Specific details about the case could not be included at the Kentucky State Police’s request.

While collecting, students applied classroom theories in real world practice by using surface survey skills, hand excavation and screening soil.

This isn’t the first time that WKU anthropology department has been called upon. In the spring of 2005, 10 students were given the opportunity to assist in finding remains from a house fire in Logan County.

“I would like to think about putting together a response team,” Applegate said.  

Applegate said she might receive more requests to assist police, since Kentucky State Forensic Anthropologist Emily Craig retired from fieldwork.

Morgantown graduate student Julie Scott said that while Applegate provided many hands-on experiences in the classroom, this was a chance to be in the field and know what it is really like in to be a forensic anthropologist.

“For four hours I shifted through dirt and rocks looking for teeth,” Scott said. “I was ecstatic. I was so happy and was doing my happy dance.”

Scott said that experience confirmed for her that she was on the right track with her career plans. 

“It validated my path,” she said.

The experience also helped Renee Pinkston, a recent WKU graduate from Leitchfield, Ky. Pinkston said she may change her major’s focus.
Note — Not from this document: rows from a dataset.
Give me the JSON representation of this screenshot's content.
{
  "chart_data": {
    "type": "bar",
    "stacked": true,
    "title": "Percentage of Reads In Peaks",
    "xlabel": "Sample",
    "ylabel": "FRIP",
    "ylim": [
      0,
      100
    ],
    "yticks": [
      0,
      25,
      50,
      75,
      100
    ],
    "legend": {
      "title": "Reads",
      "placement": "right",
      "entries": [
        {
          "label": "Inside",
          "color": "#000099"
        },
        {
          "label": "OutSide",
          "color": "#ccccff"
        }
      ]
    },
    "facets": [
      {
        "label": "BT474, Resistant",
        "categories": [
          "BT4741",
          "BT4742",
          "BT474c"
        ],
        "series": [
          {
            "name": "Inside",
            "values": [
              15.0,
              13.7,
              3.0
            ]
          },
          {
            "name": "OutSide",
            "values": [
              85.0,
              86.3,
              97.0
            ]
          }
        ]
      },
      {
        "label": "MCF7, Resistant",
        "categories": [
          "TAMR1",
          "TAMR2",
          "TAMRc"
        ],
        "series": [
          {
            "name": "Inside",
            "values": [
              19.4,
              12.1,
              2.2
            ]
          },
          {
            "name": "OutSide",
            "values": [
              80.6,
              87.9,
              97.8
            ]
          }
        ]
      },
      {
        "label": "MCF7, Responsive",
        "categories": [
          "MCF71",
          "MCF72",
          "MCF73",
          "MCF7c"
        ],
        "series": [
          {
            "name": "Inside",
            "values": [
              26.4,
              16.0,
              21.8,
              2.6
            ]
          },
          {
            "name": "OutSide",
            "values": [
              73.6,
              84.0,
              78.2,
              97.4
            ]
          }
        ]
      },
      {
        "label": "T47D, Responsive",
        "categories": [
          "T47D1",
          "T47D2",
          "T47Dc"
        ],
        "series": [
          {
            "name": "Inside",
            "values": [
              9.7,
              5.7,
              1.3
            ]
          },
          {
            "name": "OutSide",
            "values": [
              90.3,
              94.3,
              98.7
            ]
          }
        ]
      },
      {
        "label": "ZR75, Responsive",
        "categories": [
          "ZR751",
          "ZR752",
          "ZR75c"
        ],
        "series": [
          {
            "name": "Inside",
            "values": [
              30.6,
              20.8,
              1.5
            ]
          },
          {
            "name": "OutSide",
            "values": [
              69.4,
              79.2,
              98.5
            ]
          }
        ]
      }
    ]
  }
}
“Maybe I want to do forensics now,” she said. “It opened a whole new world.”

Pinkston said that it wasn’t just a fun day out, because it allowed her to see both the humanist and scientific sides of anthropology.

Hartford senior Kim BuGay said the experience brought her studies to life.

“We (brought) our methodology to the crime scene,” BuGay said.  “We were excavating the soil.” 

Beside the real-world anthropology lesson, BuGay said that it was very rewarding knowing that students helped bring peace to a family who have otherwise not known what had happened to their loved ones.